Ein ungewöhnlich warmer Samstag mit Temperaturen bis zu 29 Grad hat die Menschen in Norddeutschland in die Sonne gelockt. Doch die Freude über das schöne Wetter könnte schon bald einem markanten Wetterumschwung weichen. Ab dem Abend des 2. Mai 2026 zieht ein Tiefdruckgebiet heran, das für die Region eine deutliche Zunahme an Schauern, Sturmböen und teils schweren Gewittern mit sich bringt. Feuchte Luftmassen erreichen zunächst Hamburg und Schleswig-Holstein, was erste kräftige Gewitter am Samstagabend mit Windgeschwindigkeiten von etwa 65 km/h zur Folge haben könnte.
In der Nacht sind potenzielle Sturmböen von bis zu 80 km/h und Starkregen von bis zu 20 Litern pro Quadratmeter innerhalb einer Stunde zu erwarten. Für den Sonntag prognostiziert der Deutsche Wetterdienst (DWD) Höchstwerte in Mecklenburg-Vorpommern zwischen 24 und 28 Grad. Während in Hamburg und an der Nordseeküste trübes und nebliges Wetter mit schauerartigem Regen bei 16 bis 25 Grad zu erwarten ist, wird die unbeständige Witterung bis in die neue Woche anhalten.

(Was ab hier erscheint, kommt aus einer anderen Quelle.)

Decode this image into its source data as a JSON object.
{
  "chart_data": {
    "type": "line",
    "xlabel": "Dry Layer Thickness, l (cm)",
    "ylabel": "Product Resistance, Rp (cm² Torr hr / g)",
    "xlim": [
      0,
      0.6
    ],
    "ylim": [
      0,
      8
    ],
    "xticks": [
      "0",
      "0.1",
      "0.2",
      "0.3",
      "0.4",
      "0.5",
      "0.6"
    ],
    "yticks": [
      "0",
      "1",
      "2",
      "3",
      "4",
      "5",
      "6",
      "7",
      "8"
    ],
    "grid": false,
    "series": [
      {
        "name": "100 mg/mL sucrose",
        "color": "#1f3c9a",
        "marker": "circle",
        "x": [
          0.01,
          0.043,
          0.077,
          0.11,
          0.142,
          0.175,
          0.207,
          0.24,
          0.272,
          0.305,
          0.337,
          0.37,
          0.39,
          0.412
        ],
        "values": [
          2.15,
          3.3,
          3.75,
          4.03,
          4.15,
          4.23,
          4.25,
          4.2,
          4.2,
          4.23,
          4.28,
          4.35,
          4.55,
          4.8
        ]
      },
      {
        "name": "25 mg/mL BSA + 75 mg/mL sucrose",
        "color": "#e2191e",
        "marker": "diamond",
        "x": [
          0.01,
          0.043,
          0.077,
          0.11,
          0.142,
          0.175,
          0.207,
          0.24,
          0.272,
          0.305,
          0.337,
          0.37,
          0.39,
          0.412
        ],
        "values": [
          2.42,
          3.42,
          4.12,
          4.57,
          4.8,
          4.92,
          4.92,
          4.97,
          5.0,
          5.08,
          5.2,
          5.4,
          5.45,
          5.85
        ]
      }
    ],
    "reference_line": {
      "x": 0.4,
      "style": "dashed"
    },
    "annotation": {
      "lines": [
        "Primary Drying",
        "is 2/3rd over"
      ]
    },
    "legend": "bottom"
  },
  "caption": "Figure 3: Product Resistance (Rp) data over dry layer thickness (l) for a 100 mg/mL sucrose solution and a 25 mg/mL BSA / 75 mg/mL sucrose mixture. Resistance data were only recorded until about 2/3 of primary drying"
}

Unwetterwarnungen im Blick
Gerade in Anbetracht der aufziehenden Gewitter ist es ratsam, die aktuellen Unwetterwarnungen im Auge zu behalten. Der DWD informiert über die Wettersituation und bietet eine Karte mit den Unwetterwarnungen für die einzelnen Landkreise an. Diese Karte zeigt farblich an, wo Warnungen bestehen. Grau eingefärbte Landkreise sind glücklicherweise warnfrei, während andere Landkreise möglicherweise mehrere Warnungen gleichzeitig, etwa vor Windböen und Starkregen, aufweisen.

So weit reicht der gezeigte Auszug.